E
ntering the 2025 fall market, Manhattan and Brooklyn feel a collective pause. The season is set to be more volatile than usual, with a real chance for a sudden shift in momentum.
Spring, running from mid‑February to mid‑June, remains the dominant period, accounting for most of the year’s transactions. Fall, by contrast, is quieter in volume but intense in activity. While spring spreads new listings across February, March, and April, the post‑Labor Day window sees a flood of inventory as sellers rush to the market. Buyers then spend September and October touring, evaluating, and bidding, all while racing against the clock before holiday distractions and winter slow‑downs take over. In short, fall can feel like a whirlwind.

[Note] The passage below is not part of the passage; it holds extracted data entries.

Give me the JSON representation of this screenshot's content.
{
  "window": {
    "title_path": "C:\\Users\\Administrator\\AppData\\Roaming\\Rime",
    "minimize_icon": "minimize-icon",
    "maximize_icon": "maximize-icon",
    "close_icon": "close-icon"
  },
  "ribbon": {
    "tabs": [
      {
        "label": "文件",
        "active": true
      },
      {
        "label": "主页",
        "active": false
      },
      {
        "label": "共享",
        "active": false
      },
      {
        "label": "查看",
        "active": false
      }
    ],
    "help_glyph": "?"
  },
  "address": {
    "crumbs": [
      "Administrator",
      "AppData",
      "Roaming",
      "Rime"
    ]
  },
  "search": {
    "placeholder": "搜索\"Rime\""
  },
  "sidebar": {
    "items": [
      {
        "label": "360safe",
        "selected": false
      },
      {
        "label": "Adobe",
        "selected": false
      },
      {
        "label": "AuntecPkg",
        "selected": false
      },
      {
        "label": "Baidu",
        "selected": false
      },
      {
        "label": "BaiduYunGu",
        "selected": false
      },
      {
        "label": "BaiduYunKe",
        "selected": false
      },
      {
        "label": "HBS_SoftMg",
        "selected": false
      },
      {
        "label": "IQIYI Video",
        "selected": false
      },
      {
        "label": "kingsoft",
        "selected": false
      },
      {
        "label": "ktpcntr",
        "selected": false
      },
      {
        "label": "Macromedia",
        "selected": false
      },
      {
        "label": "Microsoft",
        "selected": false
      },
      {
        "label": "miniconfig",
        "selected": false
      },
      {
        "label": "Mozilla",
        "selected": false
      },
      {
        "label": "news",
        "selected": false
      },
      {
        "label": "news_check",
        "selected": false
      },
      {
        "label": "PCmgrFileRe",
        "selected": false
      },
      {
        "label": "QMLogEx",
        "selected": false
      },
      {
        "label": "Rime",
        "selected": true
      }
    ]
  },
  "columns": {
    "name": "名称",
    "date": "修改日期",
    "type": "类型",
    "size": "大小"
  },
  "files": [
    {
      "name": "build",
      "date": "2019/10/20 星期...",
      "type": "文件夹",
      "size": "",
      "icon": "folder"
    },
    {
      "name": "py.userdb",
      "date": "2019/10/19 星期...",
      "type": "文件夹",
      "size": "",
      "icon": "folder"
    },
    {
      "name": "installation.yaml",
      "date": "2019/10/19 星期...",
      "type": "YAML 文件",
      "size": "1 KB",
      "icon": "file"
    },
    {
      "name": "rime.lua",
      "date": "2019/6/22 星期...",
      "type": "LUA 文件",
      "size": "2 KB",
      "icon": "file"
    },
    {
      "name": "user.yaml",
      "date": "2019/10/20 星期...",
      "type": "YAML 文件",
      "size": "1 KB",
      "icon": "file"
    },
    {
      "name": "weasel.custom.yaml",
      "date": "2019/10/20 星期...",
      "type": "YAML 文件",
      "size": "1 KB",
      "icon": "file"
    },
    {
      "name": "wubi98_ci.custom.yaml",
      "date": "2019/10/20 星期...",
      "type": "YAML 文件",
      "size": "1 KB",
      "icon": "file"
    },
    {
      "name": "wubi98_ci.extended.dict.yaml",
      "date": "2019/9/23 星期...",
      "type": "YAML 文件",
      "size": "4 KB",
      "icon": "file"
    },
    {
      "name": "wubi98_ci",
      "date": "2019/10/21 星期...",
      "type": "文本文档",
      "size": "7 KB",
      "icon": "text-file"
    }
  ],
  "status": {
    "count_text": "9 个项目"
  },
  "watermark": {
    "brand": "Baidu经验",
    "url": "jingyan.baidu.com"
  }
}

Despite cautious optimism, the fall outlook is “hope for the best, plan for the worst.” Manhattan’s fall season is typically 40 % smaller than spring, averaging roughly 3,400 deals versus 4,750 in the spring over the past five years. The sub‑$4 million segment has trailed historical averages for three consecutive years, making a fresh surge in demand unlikely.

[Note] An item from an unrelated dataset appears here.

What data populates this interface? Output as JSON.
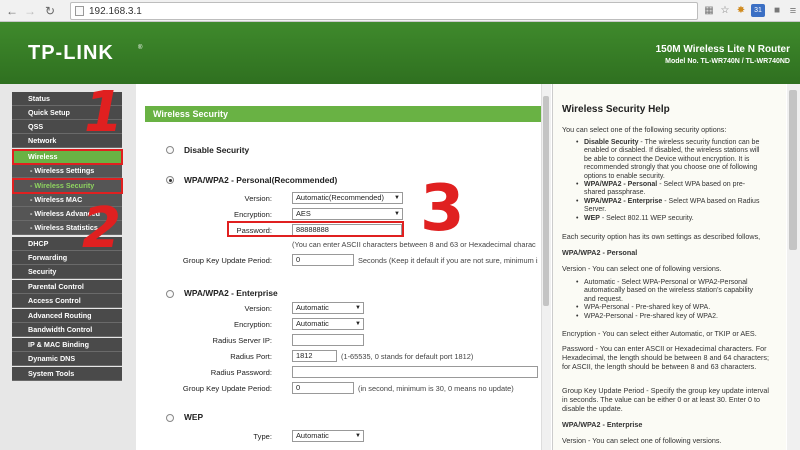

Luxury, however, is a different story. Since spring 2023, the $4 million‑plus tier has consistently outperformed seasonal expectations. Because most of these deals are cash, mortgage‑rate shocks are irrelevant, keeping the segment robust. Data show that the luxury market has outpaced the 2023/24 average in 2025, while the sub‑$4 million segment remains stagnant. This divide is evident across new developments and well‑located renovations.
Supply dynamics are critical. Demand has slipped, but inventory has not surged. In the sub‑$4 million market, inventory is slowly building, yet the lack of a glut during a sluggish period has kept leverage neutral, keeping prices relatively stable. However, the transition from summer lull to fall bustle could trigger a sharp shift. If buyers stay away, an inventory glut—especially in the sub‑$4 million space—could emerge, forcing sellers to cut prices. Conversely, if buyers return, the scarcity of spring and summer inventory could give sellers a tailwind, allowing prices to firm.
Mortgage rates remain the elephant in the room for buyers below $4 million. Rates have hovered in the mid‑6 % range; a slight recent dip is insufficient to spark demand on its own. The sub‑$4 million segment is highly rate‑sensitive, and until borrowing costs fall meaningfully or sellers adjust expectations en masse, the market remains in a state of cruise control.
The macro backdrop adds further uncertainty. Stock indices sit near all‑time highs, yet inflation, unemployment, and potential stagflation keep the Fed in a tight spot. This mix of optimism and risk tends to dampen volume.
Key catalysts for the fall include mortgage rates. A sharp, sustainable decline could revive sidelined buyers and encourage sellers to list. On the flip side, disappointing macro data or policy shifts could erode buyer confidence. Not all rate cuts are equal; lowering short‑term rates to stimulate a slowing economy often leaves buying conditions poor. Thus, rates still dominate the market, especially for non‑luxury buyers.
In summary, the 2025 fall season feels like a held breath. Inventory will rise, but demand may lag. Prices are holding for now, but they are not immune. Luxury buyers continue to move, while the rest of the market waits for a trigger—lower rates, better pricing, or renewed macro confidence—to re‑engage. If nothing shifts, the market risks a late‑year stall.